Of course, in practice the "vast majority" of $H^1$ functions $w$ are in fact zero on the boundary. Indeed, the set of test functions $w\in H^1$ whose traces $w|_{\partial D}$ are linear independent (i.e.,for which the corresponding rows of the matrix on the left will be linearly independent) can all be written as the extension of $H^{1/2}(\partial D)$ functions into the interior. How exactly one extends into the interior does not actually matter; let us just say that $Ew \in H^1(D)$ is an extension of $w\in H^{1/2}(\partial D)$ so that $Ew|_{\partial D}=w$.

Then, the now correct problem formulation is as follows: Find $h \in H^{-1/2}(\partial D)$ such that for any $w \in H^{\frac 1 2}(\partial D)$, $$ \int_{\partial D} hw \,dl = \int_D \nabla (Ew) \cdot \nabla u dS. $$

This is now the point where you can discretize.
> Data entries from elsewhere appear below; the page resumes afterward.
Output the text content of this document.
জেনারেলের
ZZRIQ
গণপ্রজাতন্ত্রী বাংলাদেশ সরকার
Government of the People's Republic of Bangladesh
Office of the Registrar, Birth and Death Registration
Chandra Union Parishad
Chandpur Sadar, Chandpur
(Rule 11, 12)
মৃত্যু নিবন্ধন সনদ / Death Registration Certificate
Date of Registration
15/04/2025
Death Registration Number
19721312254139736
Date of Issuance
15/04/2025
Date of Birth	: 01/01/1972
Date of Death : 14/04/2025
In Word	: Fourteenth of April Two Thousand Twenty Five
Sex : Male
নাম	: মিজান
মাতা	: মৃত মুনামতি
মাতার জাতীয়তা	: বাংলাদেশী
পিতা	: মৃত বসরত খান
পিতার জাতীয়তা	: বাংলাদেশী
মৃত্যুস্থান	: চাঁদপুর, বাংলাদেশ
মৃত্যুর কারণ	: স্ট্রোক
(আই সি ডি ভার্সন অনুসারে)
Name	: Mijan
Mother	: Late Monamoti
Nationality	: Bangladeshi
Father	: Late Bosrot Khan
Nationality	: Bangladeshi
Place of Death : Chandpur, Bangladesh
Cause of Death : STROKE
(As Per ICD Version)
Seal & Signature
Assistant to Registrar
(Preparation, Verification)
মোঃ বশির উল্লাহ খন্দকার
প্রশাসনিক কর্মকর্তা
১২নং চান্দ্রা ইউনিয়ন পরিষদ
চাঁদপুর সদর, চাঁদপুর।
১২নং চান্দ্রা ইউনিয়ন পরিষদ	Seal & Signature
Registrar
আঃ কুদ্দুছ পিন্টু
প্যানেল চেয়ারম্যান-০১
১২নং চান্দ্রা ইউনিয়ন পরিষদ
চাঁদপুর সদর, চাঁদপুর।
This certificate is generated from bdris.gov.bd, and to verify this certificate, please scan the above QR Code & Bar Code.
To this end, let $V_h \subset H^{1/2}(\partial D)$ be a finite dimensional subspace, for example consisting of piecewise constant functions on the boundary relative to the faces of finite element mesh of $D$. Then, if $\{\psi_j\}_{j=1}^N$ is a basis of $V_h$, you would get the following linear system for the finite element approximation $h_h = \sum_j H_j \psi_j$: $$ \sum_j \left\{ \int_{\partial D} \psi_i \psi_j dl \right\} H_j = \int_D \nabla (E\psi_i) \nabla u_h dS. $$ But, importantly, the finite element approximation $u_h$ is defined with respect to a different set of shape functions, say $\varphi_k \in W_h \subset H^1(D)$ so that $u_h = \sum_k U_k \varphi_k$. It is important to realize that the $\varphi_k$ are not just extensions of the $\psi_k$ -- their number is entirely different, and they form an unrelated space. With this, you can then write the problem as you wanted to: $$ \sum_j \left\{ \int_{\partial D} \psi_i \psi_j dl \right\} H_j = \sum_k \left\{\int_D \nabla (E\psi_k) \nabla \varphi_k dS\right\} U_k. $$ If you want to write this as a linear system with matrices, you'd get this: $$ B_{ij} = \int_{\partial D} \psi_i \psi_j \, dl, \quad A_{ij} = \int_D \nabla (E\psi_i) \nabla \varphi_j dS, $$ and the linear system to find the coefficients $H_j$ of $h_h$ is given by $$ B H = A U. $$ Here, $B$ is simply a mass matrix on the boundary, and consequently symmetric and positive definite. $A$, on the other hand, is a rectangular matrix.

Finally, we had not chosen an extension operator. For practical reasons, it would of course be nice if $Ew_i$ is a finite element function, for example one in $W_h$ (or at least a polynomial on each cell) because then you can just apply quadrature as always. This is easily achieved by making sure that $Ew_i$ is zero at all interior nodes. If you do this, then $A_{ij}$ is zero for all $j$ corresponding to nodes that are neither at the boundary or on cells that are adjacent to the boundary. (This would suggest more efficient ways to store the matrix $A$, but that's besides the point for the current post.)